How is contagion designed? How do labour, migration, habits and data configure contagion? Analyzing the current conjuncture through these vectors, this book critically addresses issues of rising unemployment, restricted movement, increasing governance of populations through data systems and the compulsory redesign of habits. Design logics underscore both biological contagion and political technologies. Contagion is redesigning how labour and migration are differentially governed, experienced and indeed produced. Habits generate modes of exposure and protection from contagion and become a resource for managing biological and social life. Data turns contagion into models that make a virus actionable and calculable. New modes of sociality and collaboration provoke forms of contagious mutuality. But can the logic of pre-emption and prediction ever accommodate and control the contingencies of a virus? Taken as a whole, the essays in this small book explore these issues and their implications for cultural, social and political research of biotechnical conditions. If contagion never abandons the scene of the present, if it persists as a constitutive force in the production of social life, how might we redesign the viral as the friend we love to hate?

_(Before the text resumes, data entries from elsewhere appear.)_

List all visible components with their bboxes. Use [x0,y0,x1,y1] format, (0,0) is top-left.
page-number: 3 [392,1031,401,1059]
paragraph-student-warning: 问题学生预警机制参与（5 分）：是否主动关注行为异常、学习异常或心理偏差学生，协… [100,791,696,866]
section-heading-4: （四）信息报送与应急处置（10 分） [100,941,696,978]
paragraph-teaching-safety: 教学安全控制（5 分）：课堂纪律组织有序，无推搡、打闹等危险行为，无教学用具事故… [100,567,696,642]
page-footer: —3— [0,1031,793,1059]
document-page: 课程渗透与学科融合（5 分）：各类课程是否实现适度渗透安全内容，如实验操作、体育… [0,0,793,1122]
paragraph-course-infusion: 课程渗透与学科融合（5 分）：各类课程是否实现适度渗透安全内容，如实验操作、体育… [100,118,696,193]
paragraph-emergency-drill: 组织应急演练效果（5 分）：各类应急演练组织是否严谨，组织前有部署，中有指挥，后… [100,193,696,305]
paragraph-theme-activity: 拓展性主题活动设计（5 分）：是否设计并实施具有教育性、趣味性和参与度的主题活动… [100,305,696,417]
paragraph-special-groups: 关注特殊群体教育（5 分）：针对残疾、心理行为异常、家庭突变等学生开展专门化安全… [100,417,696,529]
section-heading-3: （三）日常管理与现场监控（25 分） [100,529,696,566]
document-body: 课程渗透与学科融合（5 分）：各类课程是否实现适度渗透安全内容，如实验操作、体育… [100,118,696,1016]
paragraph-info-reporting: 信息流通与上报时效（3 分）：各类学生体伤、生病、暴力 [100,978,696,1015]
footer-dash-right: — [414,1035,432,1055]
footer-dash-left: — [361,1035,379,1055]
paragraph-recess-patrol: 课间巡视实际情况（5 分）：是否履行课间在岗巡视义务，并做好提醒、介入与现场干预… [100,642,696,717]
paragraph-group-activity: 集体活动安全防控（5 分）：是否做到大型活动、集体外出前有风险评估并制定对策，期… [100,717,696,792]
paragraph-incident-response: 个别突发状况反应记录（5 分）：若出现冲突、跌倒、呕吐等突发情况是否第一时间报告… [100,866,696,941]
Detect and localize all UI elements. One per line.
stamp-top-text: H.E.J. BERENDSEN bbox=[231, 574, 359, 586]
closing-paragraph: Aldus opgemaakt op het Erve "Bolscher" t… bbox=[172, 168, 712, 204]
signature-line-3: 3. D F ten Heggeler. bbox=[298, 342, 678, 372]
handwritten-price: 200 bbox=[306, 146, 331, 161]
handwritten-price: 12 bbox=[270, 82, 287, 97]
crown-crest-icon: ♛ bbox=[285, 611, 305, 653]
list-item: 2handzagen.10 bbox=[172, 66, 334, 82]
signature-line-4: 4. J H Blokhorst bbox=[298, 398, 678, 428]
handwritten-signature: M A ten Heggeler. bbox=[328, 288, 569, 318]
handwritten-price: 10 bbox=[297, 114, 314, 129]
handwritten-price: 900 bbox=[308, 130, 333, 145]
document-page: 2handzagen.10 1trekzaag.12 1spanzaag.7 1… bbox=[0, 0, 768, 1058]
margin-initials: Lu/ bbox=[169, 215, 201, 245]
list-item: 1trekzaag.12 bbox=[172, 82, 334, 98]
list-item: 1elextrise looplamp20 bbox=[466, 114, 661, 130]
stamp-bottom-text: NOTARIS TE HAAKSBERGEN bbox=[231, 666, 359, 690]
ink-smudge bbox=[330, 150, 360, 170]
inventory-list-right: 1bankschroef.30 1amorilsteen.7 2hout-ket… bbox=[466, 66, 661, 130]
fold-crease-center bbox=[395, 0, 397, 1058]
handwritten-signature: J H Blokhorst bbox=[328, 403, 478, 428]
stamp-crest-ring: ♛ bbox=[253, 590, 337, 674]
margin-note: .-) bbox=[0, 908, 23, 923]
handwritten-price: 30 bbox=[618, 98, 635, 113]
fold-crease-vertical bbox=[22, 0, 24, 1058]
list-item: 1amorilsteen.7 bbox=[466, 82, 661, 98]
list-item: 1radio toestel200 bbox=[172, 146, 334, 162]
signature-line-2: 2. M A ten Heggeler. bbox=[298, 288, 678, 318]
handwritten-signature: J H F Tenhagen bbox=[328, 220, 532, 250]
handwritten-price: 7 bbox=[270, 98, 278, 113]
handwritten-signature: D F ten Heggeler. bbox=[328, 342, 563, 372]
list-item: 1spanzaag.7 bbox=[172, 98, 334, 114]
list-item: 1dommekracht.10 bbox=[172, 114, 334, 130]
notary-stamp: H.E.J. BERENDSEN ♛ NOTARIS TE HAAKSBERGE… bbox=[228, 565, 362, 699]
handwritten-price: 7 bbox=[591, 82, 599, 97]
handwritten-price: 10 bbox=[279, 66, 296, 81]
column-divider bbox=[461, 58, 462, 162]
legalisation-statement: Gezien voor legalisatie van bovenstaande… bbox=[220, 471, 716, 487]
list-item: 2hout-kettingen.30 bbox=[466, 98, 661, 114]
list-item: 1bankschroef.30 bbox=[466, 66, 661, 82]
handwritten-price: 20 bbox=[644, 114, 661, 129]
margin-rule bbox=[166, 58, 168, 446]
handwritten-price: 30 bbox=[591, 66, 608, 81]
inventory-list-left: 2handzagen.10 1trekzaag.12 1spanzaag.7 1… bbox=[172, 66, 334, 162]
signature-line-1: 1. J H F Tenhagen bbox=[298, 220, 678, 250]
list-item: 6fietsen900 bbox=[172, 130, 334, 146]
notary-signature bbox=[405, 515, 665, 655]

Gay Hawkins is a Professor of Social and Cultural Theory at the Institute for Culture and Society, Western Sydney University. She researches in the areas of environmental humanities, political materials, markets and STS.
Ned Rossiter is Director of Research at the Institute for Culture and Society, and Professor of Communication, School of Humanities and Communication Arts, Western Sydney University. His current book projects include Media of Decision and (with Soenke Zehle) The Experience of Digital Objects: Automation, Aesthetics, Algorithms.